Ich steige ins Auto, lege meinen Schlüssel und das Smartphone in die Mittelkonsole des Wagens und starte den Motor. Sofort zeigt mir der Bordcomputer an, dass ich mit meinem iPhone verbunden bin. Ein entgangener Anruf von Summers Mutter Jenna lässt mich stutzen. Normalerweise ruft sie mich nie frühmorgens an. Ich habe gerade nicht den Nerv mit ihr zu sprechen, aber umso schneller ich es hinter mich bringe, desto eher kann ich mich meinen anderen Problemen widmen.

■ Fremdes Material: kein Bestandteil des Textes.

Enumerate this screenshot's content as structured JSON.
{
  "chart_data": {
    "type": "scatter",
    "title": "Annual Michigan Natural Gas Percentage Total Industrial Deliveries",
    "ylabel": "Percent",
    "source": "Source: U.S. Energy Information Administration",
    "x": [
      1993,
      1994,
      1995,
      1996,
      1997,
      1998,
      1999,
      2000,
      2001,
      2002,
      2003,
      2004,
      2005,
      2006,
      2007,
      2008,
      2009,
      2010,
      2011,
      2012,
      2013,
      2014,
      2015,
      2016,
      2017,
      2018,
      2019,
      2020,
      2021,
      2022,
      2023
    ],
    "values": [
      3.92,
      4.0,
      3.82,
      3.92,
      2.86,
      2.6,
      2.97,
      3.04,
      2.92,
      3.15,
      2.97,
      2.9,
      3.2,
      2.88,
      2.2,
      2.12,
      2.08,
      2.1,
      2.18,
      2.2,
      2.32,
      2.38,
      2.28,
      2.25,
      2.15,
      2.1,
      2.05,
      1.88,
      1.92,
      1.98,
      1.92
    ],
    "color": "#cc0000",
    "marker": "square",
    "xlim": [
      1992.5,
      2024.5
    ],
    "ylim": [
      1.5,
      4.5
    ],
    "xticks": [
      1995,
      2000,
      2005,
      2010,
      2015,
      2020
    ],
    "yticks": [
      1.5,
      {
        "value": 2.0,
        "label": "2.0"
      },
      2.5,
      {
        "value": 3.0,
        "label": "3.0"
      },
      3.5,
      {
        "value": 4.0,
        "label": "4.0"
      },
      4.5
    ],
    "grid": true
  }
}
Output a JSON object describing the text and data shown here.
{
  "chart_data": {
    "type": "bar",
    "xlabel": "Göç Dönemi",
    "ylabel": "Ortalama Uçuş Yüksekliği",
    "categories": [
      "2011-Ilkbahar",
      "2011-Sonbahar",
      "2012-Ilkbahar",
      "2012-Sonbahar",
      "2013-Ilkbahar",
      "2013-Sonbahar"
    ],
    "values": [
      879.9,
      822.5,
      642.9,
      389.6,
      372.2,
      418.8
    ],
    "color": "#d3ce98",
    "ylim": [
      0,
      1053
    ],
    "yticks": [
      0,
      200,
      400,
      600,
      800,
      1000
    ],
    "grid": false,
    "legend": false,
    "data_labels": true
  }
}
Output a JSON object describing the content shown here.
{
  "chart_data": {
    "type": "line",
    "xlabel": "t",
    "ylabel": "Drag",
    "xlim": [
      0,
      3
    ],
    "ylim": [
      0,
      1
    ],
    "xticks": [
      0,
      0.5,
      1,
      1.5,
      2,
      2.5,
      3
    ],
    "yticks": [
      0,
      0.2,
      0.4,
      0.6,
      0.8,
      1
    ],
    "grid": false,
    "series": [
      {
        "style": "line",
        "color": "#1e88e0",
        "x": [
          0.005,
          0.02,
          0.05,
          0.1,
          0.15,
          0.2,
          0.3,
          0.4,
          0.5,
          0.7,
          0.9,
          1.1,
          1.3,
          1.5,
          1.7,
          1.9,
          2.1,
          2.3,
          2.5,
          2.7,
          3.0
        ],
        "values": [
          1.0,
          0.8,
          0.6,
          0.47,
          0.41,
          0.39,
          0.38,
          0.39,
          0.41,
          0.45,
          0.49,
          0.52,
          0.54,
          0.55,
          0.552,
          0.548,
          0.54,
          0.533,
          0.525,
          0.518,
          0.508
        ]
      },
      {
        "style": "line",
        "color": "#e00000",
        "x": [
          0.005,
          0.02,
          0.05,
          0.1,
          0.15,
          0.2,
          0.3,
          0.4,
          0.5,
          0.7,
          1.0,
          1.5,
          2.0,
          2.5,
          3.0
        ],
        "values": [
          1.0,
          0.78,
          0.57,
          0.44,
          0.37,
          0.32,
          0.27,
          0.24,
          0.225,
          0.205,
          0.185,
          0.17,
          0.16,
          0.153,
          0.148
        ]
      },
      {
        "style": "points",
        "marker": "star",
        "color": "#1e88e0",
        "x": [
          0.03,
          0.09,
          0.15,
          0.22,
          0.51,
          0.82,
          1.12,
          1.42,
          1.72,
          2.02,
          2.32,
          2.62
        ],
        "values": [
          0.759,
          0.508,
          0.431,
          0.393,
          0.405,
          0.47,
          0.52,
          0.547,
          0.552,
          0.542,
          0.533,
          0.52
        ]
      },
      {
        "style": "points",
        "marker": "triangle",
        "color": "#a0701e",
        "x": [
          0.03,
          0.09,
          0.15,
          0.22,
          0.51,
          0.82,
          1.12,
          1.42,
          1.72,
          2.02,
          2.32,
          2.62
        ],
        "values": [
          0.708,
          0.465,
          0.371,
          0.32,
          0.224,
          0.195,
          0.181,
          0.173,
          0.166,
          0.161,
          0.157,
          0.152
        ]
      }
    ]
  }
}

»Hey, Desmond«, begrüßt sie mich fröhlich.
»Hi«, antworte ich deutlich weniger euphorisch. »Was gibt es?«
»Nichts Besonderes«, erwidert sie, was mich schon mal erleichtert ausatmen lässt. »Wie geht's Summer? Ist alles in Ordnung bei euch?«
Sensibilisiert von den Vorkommnissen der letzten Tage und Wochen, presse ich die Lippen aufeinander und zögere einen Moment, ehe ich Jenna antworte. Auch wenn ich das alleinige Sorgerecht habe, will ich sie nicht anlügen. Sie wird niemals die Mutter der Nation werden, aber dennoch macht sie sich Gedanken um Summer.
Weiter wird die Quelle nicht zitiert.